In order to achieve this, I built a series of if statements in the control that help control the throttle using a gradual method of speeding up. When the car model encountered the sharp turns, the gradualness of the method worked by recovering the throttle incrementally after a sharp decrease in a risky area. The increment is set to 0.3 per step (a value achieved after much testing and error).
Testing
Now that the design guideline was established, I ran the program multiple times to test for collisions and time to optimize the program even more. During the test run with Mr. Tianlun Zhang, he helped me notice that around some specific coordinates, collisions were very likely to occur. He gave me a great idea to box those collision spots and reduce the speed in those areas. An example of a crashing place is shown in the gif below. Since it included both bumps and winding roads, the car would frequently crash at this location.

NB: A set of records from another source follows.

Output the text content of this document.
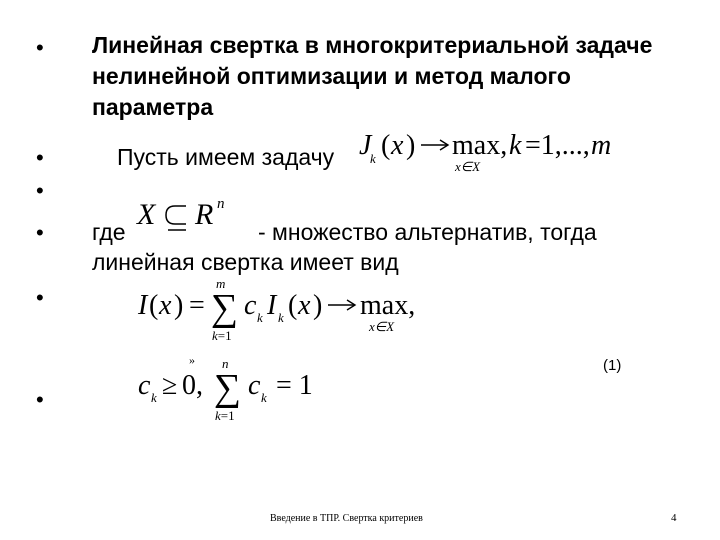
•
•
•
•
•
•
Линейная свертка в многокритериальной задаче нелинейной оптимизации и метод малого параметра
Пусть имеем задачу J
k ( x ) max,
x∈X
k =1,..., m
где
X R n
- множество альтернатив, тогда линейная свертка имеет вид
I ( x ) =
m
∑
k=1
c k I k ( x ) max,
x∈X
»	(1)
c k ≥ 0,
n
∑
k=1
c k = 1
Введение в ТПР. Свертка критериев	4
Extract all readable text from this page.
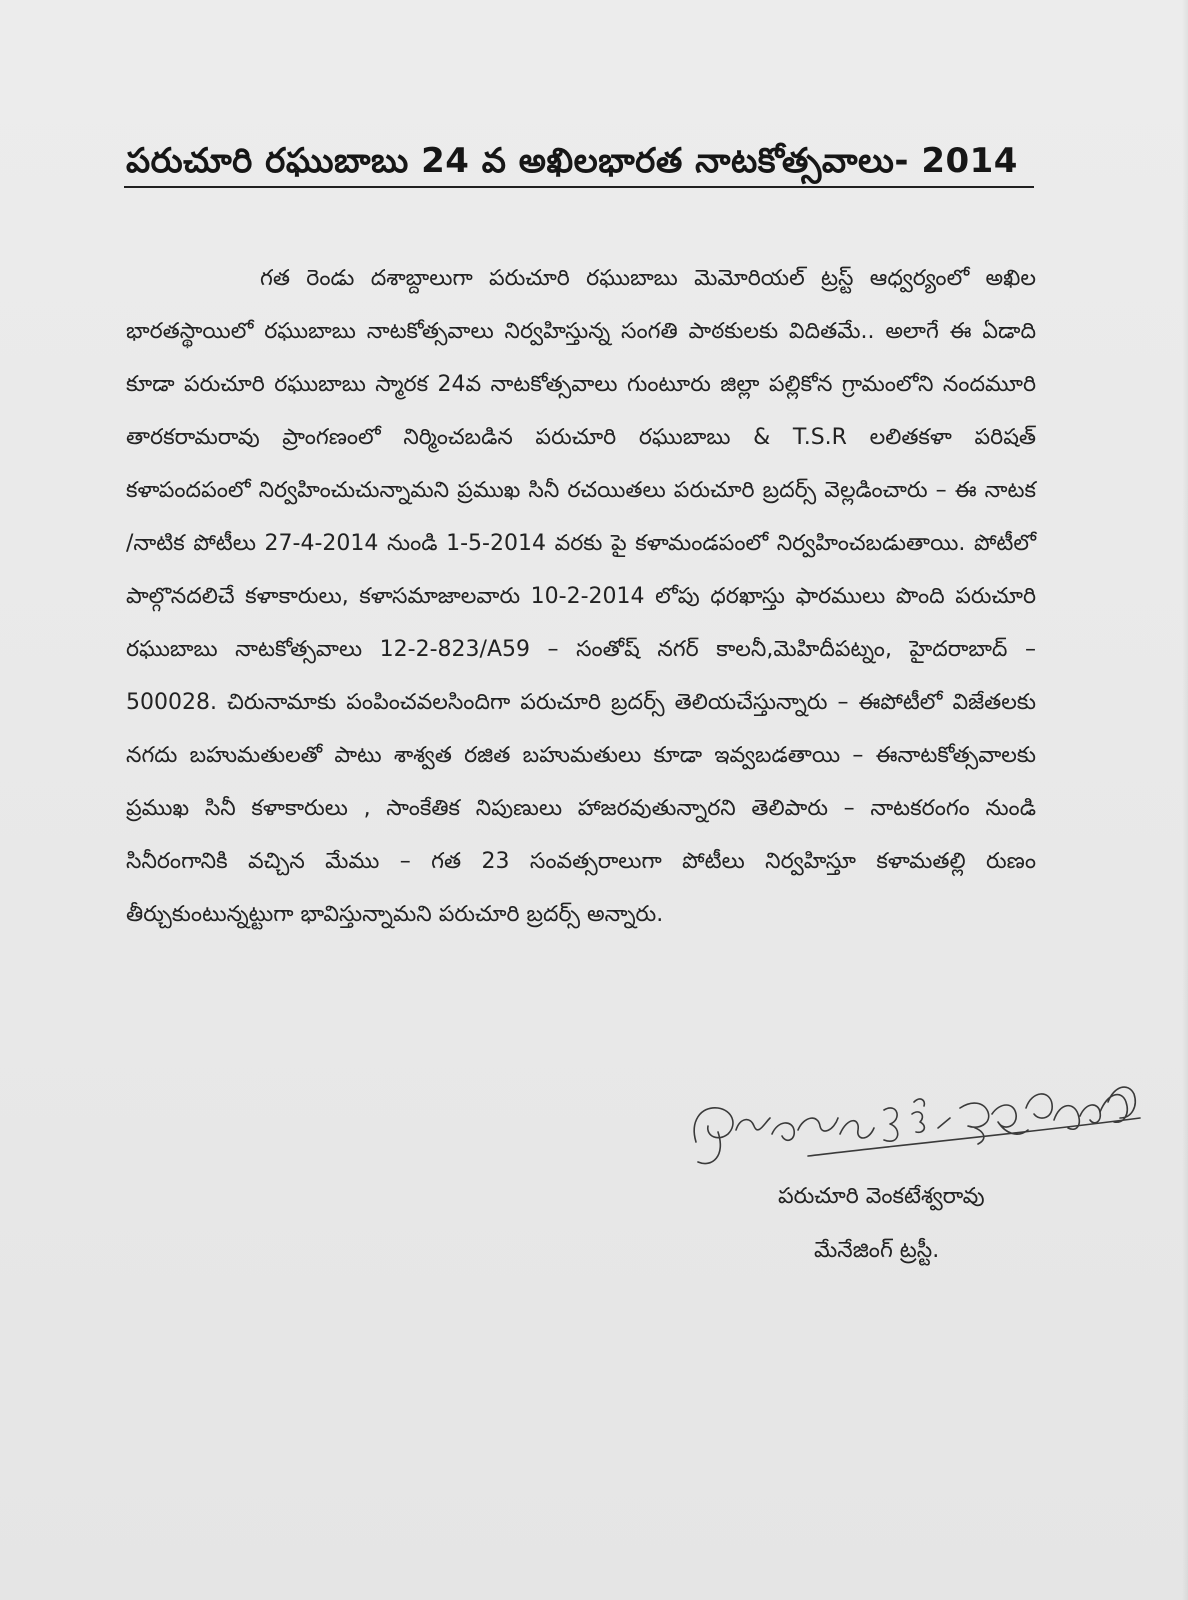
పరుచూరి రఘుబాబు 24 వ అఖిలభారత నాటకోత్సవాలు- 2014

గత రెండు దశాబ్దాలుగా పరుచూరి రఘుబాబు మెమోరియల్ ట్రస్ట్ ఆధ్వర్యంలో అఖిల భారతస్థాయిలో రఘుబాబు నాటకోత్సవాలు నిర్వహిస్తున్న సంగతి పాఠకులకు విదితమే.. అలాగే ఈ ఏడాది కూడా పరుచూరి రఘుబాబు స్మారక 24వ నాటకోత్సవాలు గుంటూరు జిల్లా పల్లికోన గ్రామంలోని నందమూరి తారకరామరావు ప్రాంగణంలో నిర్మించబడిన పరుచూరి రఘుబాబు & T.S.R లలితకళా పరిషత్ కళాపందపంలో నిర్వహించుచున్నామని ప్రముఖ సినీ రచయితలు పరుచూరి బ్రదర్స్ వెల్లడించారు – ఈ నాటక /నాటిక పోటీలు 27-4-2014 నుండి 1-5-2014 వరకు పై కళామండపంలో నిర్వహించబడుతాయి. పోటీలో పాల్గొనదలిచే కళాకారులు, కళాసమాజాలవారు 10-2-2014 లోపు ధరఖాస్తు ఫారములు పొంది పరుచూరి రఘుబాబు నాటకోత్సవాలు 12-2-823/A59 – సంతోష్ నగర్ కాలనీ,మెహిదీపట్నం, హైదరాబాద్ – 500028. చిరునామాకు పంపించవలసిందిగా పరుచూరి బ్రదర్స్ తెలియచేస్తున్నారు – ఈపోటీలో విజేతలకు నగదు బహుమతులతో పాటు శాశ్వత రజిత బహుమతులు కూడా ఇవ్వబడతాయి – ఈనాటకోత్సవాలకు ప్రముఖ సినీ కళాకారులు , సాంకేతిక నిపుణులు హాజరవుతున్నారని తెలిపారు – నాటకరంగం నుండి సినీరంగానికి వచ్చిన మేము – గత 23 సంవత్సరాలుగా పోటీలు నిర్వహిస్తూ కళామతల్లి రుణం తీర్చుకుంటున్నట్టుగా భావిస్తున్నామని పరుచూరి బ్రదర్స్ అన్నారు.

పరుచూరి వెంకటేశ్వరావు
మేనేజింగ్ ట్రస్టీ.
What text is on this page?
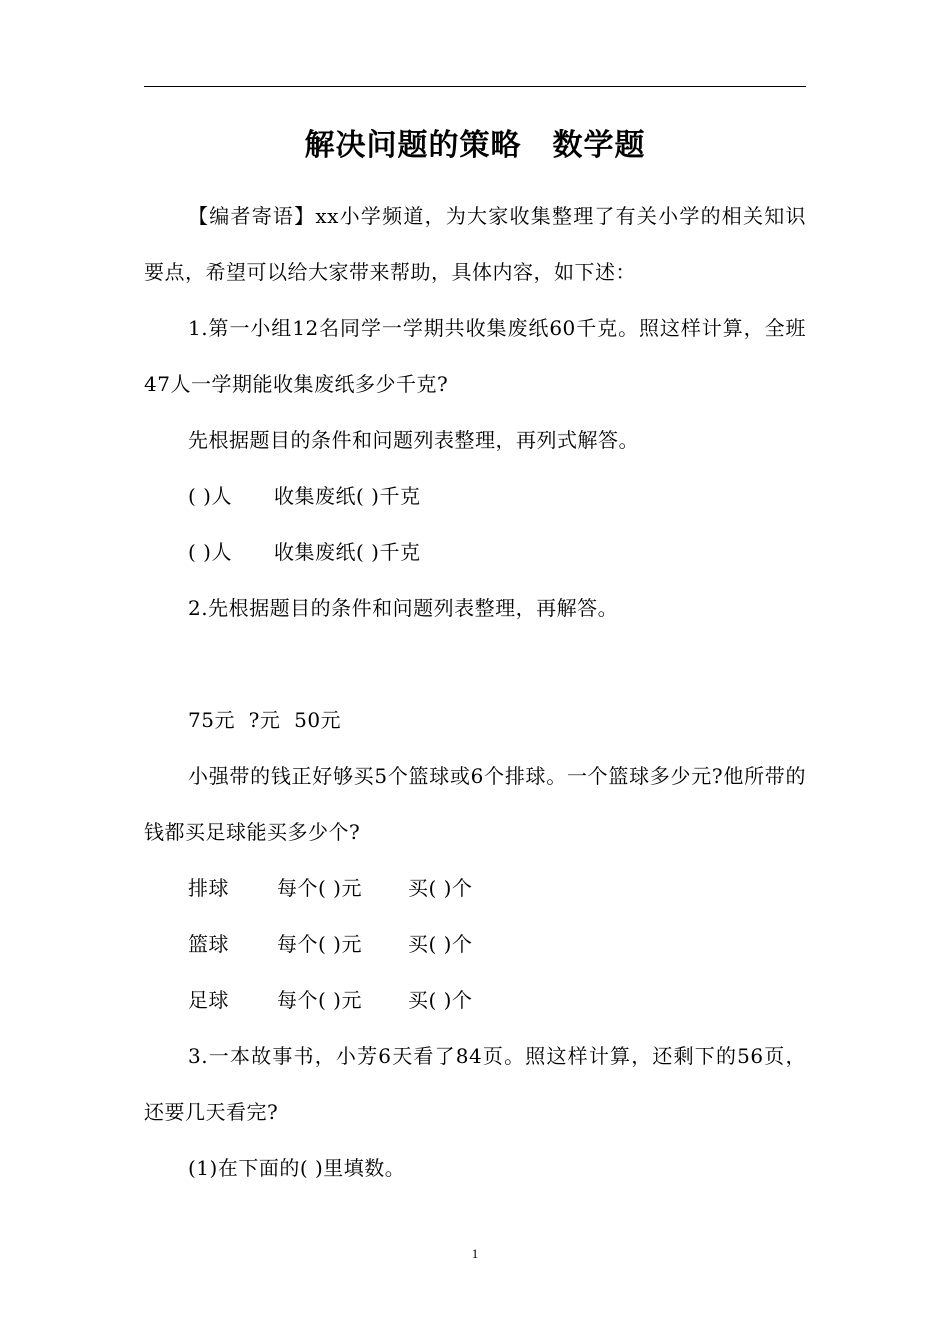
解决问题的策略　数学题

【编者寄语】xx小学频道，为大家收集整理了有关小学的相关知识要点，希望可以给大家带来帮助，具体内容，如下述：

1.第一小组12名同学一学期共收集废纸60千克。照这样计算，全班47人一学期能收集废纸多少千克?

先根据题目的条件和问题列表整理，再列式解答。

( )人 收集废纸( )千克

( )人 收集废纸( )千克

2.先根据题目的条件和问题列表整理，再解答。

75元  ?元  50元

小强带的钱正好够买5个篮球或6个排球。一个篮球多少元?他所带的钱都买足球能买多少个?

排球 每个( )元 买( )个

篮球 每个( )元 买( )个

足球 每个( )元 买( )个

3.一本故事书，小芳6天看了84页。照这样计算，还剩下的56页，还要几天看完?

(1)在下面的( )里填数。

1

To address this, I recorded the x,y, z coordinates of the collisions. Using those coordinates, I hard coded these areas using the if statements to box these locations. In the dangerous boxes, I made the throttle equal to 0 to avoid the potential collisions.
Conclusions and Next Steps
The ROAR Competition was overall very fulfilling and fun to participate in. Based on the trends in the previous test runs, I optimized the throttle to gradually increase and used a boxing method where frequent collisions occurred. Some advantages of the code are that it has a high speed with minimal collisions, and accounted for the difficult exceptions, which were very likely to crash, without sacrificing too much in speed. Some disadvantages of the code were that the design process was very time consuming to keep running and testing the car model in order to optimize the throttle duration and to determine the dangerous boxes. In addition, it would not be as flexible to another map. In the future, I would like to try incorporating some reinforcement learning into the algorithm so it can have more applications towards different maps by machine learning.
A special thanks to Dr. Allen Yang for the inspiring course of ROAR Academy and for all his support throughout the event and to Mr. Tianlun Zhang for helping with test running the initial code and suggesting boxing the dangerous areas of the map which improved the speed further without collisions.